DENR warns against Mt. Pulag conversion

 

LA TRINIDAD, Benguet - The environment department warned against the continuing conversion of the Luzon’s highest peak -  Mt. Pulag National Park - into vegetable farms.

Together with Benguet Gov. Nestor Fongwan, the Department of Environment and Natural Resources stressed that the remaining forest in Mt. Pulag must be protected and preserved as it is a source of water not only for the province but for adjacent provinces of Isabela and Cagayan.

At least 24 percent of the Mt. Pulag reservation has now been converted for agricultural or residential purposes, DENR Director Clarence Baguilat said. 

Mt.
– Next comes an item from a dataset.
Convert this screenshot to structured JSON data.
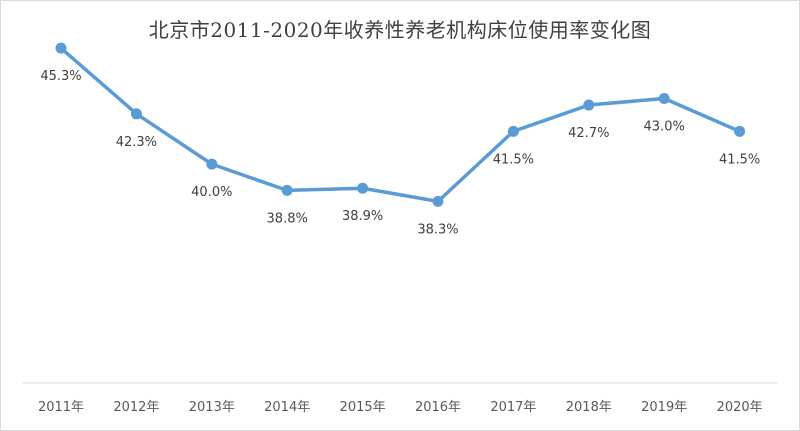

Pulag is around 11,550 hectares straddling along Benguet and Nueva Vizcaya borders.

DENR is doing its best to finish the delineation of the park area as it will be the first step toward solving the encroachments and land conversions inside the reservation,  Baguilat said. He added however, that such will not affect the ancestral domain of indigenous peoples within the park as it just aims to know the metes and bounds of the park reservation.

After the delineation process, the identification of management zones follow.

Indigenous peoples or inhabitants, the DENR said, whose domains overlap with the reservation will have a crucial role in the identification of management zones.  

The identification of management zones results into knowing which areas can be utilized for agriculture or residential for those who are already within the area and the strict protection zones.

“There is progress (in the delineation process), although it is slow but we are getting there,” he said.

Mt. Pulag is revered by the Ibalois as “God’s resting place” while mountain climbers regard it as hiking mecca in Luzon.